Zwei bewaffnete Männer haben in Südrussland einen Bus mit 41 Menschen an Bord in ihre Gewalt gebracht. Sechs Geiseln sind inzwischen auf freiem Fuß. Die Kidnapper wollen offenbar tschetschenische Luftpiraten freipressen.


Die Geiselnehmer hatten den Bus im Nordkaukasus in ihre Gewalt gebracht
DPA

Die Geiselnehmer hatten den Bus im Nordkaukasus in ihre Gewalt gebracht

Moskau - Russische Sicherheitsbeamte haben auf dem Flughafen von Mineralnyje Wody im Nordkaukasus erste Verhandlungen mit den zwei bewaffneten Busentführern geführt. Nach Angaben aus Sicherheitskreisen wollen die Entführer die Freilassung tschetschenischer Luftpiraten oder Busentführer erzwingen. Von den zunächst 41 Geiseln im Bus wurden im Lauf der Fahrt nach Mineralnyje Wody sechs freigelassen.

Behördenangaben zufolge brachten die Bewaffneten den Bus bei der Stadt Newinnomysk im Nordkaukasus in ihre Gewalt und fuhren von dort aus zum Flughafen von Mineralnyje Wody.

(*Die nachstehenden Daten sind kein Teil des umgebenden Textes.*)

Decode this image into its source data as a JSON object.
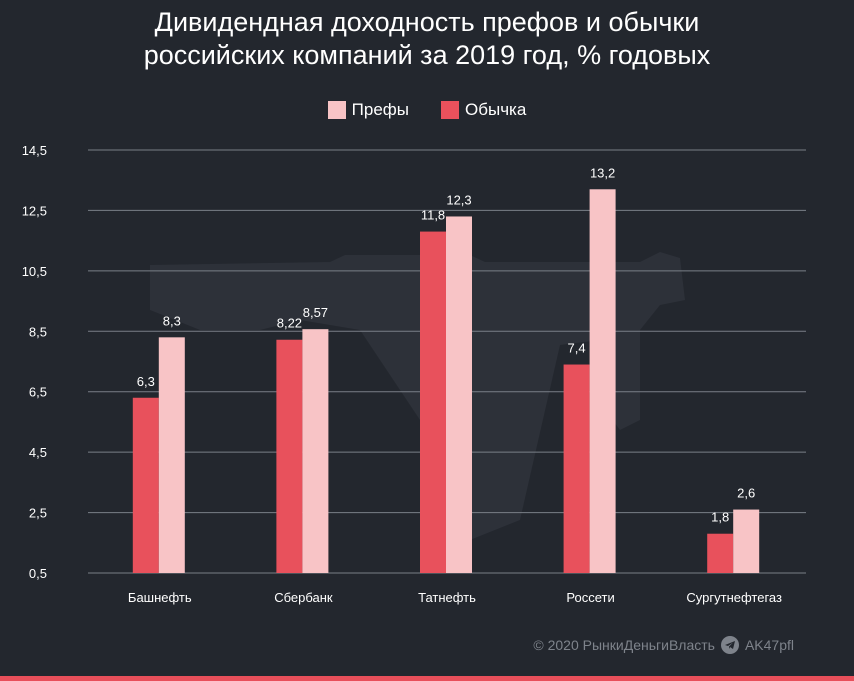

Als Sicherheitskräfte den Bus vorübergehend stoppten, schossen die Geiselnehmer in die Luft, meldete die Agentur Interfax. Dann setzten die Entführer die Fahrt Richtung Flughafen fort. Einsatzkräfte der Polizei und des russischen Inlandsgeheimdienstes FSB sperrten das Gebiet ab.

Die Region um Mineralnyje Wody im Nordkaukasus, etwa 300 Kilometer westlich von Tschetschenien, war in den vergangenen Monaten mehrfach von Bombenanschlägen und anderen Terrorakten erschüttert worden.